The force: a real fact, and a defied expectation

The emotional core of -는데도 is surprise at a contradicted expectation. The first clause is not a guess or a supposition — it is something the speaker asserts as true, and precisely because it is true, the second clause is unexpected. "Even though it's already true that I did X, Y still happened."

많이 아픈데도 학교에 갔어요.

mani apeundedo hakgyo-e gasseoyo

Even though she was really sick, she went to school.

돈이 있는데도 하나도 안 써요.

doni inneundedo hanado an sseoyo

Even though he has money, he doesn't spend a cent.

어제는 날씨가 좋았는데도 하루 종일 집에만 있었어요.

eojeneun nalssiga joanneundedo haru jong-il jibeman isseosseoyo

Even though the weather was nice yesterday, I stayed home all day.

The line that trips English speakers: real fact vs. hypothetical

This is where -는데도 earns its own page. The everyday concessives -아/어도 and -더라도 take hypothetical or general conditions — "even if." -(으)ㄴ데도 takes a real, already-true circumstance — "even though I actually did." English blurs "even if" and "even though," so learners reach for -아/어도 to report concrete facts, and it comes out subtly wrong.

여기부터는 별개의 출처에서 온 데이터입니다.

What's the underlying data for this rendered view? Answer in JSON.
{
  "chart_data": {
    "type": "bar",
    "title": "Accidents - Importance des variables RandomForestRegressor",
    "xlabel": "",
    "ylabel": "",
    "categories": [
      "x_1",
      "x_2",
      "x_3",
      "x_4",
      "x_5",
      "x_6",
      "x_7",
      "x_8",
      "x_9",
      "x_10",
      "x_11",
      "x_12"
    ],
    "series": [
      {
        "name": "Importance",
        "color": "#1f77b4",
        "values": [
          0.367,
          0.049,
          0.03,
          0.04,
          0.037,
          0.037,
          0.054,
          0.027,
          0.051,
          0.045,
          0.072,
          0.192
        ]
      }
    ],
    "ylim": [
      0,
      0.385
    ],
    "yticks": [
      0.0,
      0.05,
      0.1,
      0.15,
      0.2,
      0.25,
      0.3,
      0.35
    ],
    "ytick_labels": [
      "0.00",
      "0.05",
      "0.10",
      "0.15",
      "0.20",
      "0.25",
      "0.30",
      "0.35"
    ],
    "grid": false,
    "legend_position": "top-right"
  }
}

Watch the same thought as a general rule versus a specific past fact:

아무리 공부해도 성적이 안 올라요.

amuri gongbuhaedo seongjeogi an ollayo

No matter how much I study, my grades don't go up. (general, habitual — even if)

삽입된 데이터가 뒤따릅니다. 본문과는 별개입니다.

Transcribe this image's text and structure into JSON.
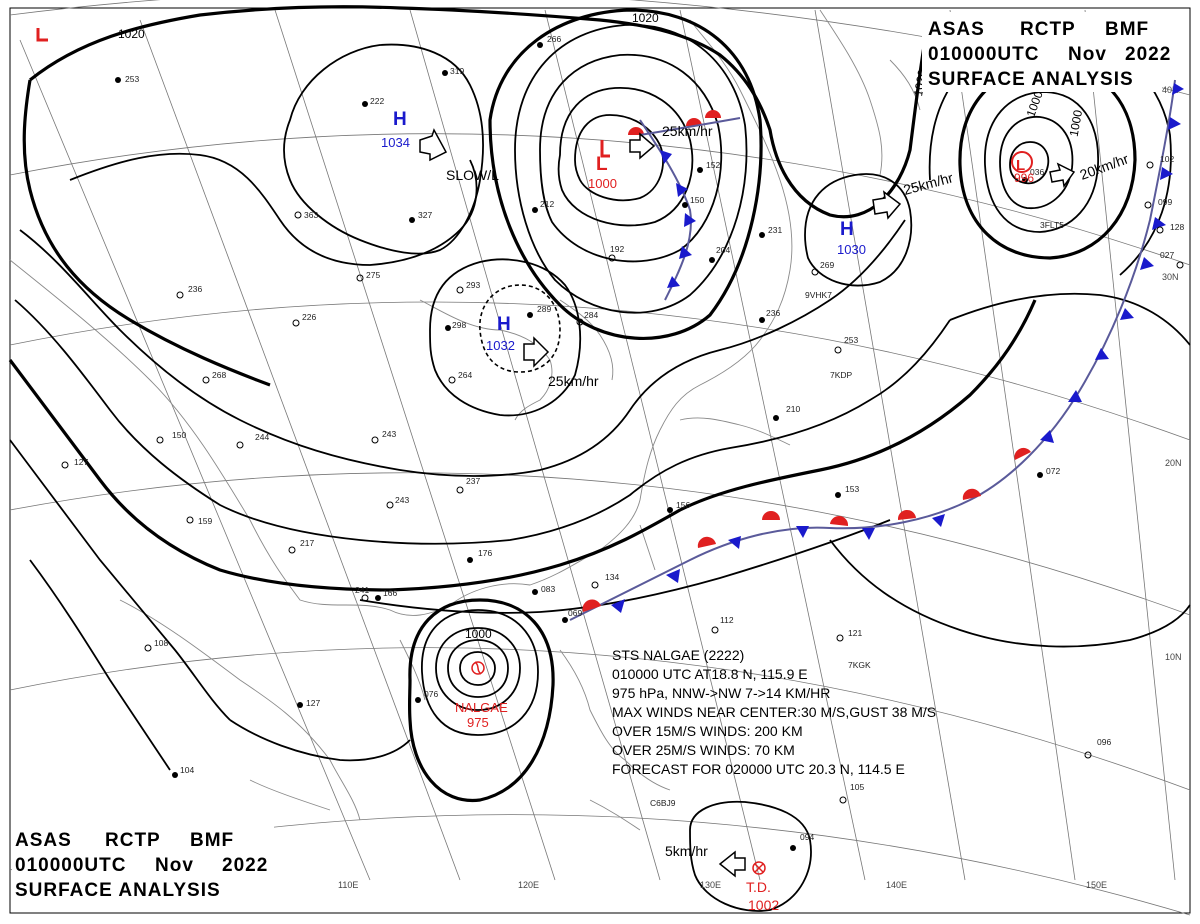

이번 학기에는 열심히 공부했는데도 성적이 안 올랐어요.

ibeon hakgi-eneun yeolsimhi gongbuhaenneundedo seongjeogi an ollasseoyo

This semester I actually studied hard, but my grades still didn't go up. (a real, done fact — even though)

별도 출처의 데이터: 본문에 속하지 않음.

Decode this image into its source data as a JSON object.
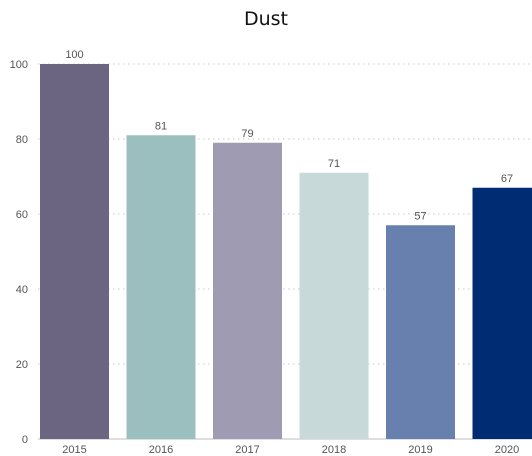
{
  "chart_data": {
    "type": "bar",
    "title": "Dust",
    "xlabel": "",
    "ylabel": "",
    "categories": [
      "2015",
      "2016",
      "2017",
      "2018",
      "2019",
      "2020"
    ],
    "values": [
      100,
      81,
      79,
      71,
      57,
      67
    ],
    "data_labels": [
      "100",
      "81",
      "79",
      "71",
      "57",
      "67"
    ],
    "ylim": [
      0,
      100
    ],
    "y_ticks": [
      0,
      20,
      40,
      60,
      80,
      100
    ],
    "grid": true,
    "legend": false,
    "bar_colors": [
      "#6b6582",
      "#9bbfbf",
      "#9e9bb2",
      "#c7dad9",
      "#6880ad",
      "#002c73"
    ],
    "text_color": "#555555",
    "grid_color": "#c8c8c8"
  }
}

The first is a pattern-level "even if I study." The second reports a specific thing that genuinely happened — "I did study hard" — and marks the outcome as contrary to what that fact promised. When the first clause is a real accomplished event, Korean wants -았/었는데도, not -아/어도.

The root of the confusion is that English "even though" is doing double duty. When an English speaker says "even though I studied, I failed," the "even though" already signals that the studying really happened — but that information is carried by the word choice ("though," not "if"), not by any change to the verb. Korean instead makes you commit at the level of the ending: the factual reading forces the -는데 backbone plus 도, while the hypothetical reading takes -아/어도. There is no single Korean ending that stays neutral between "even if" and "even though" the way English "even" almost can — you have to decide whether the clause is supposed or real before you can close it.

💡
Ask: is the first clause a supposition ("even if this were to happen") or an accomplished fact ("even though this really did happen")? Supposition → -아/어도 / -더라도. Real fact you're surprised the result ignored → -는데도. "Even if I fail" = 실패해도. "Even though I failed (and I did)" = 실패했는데도.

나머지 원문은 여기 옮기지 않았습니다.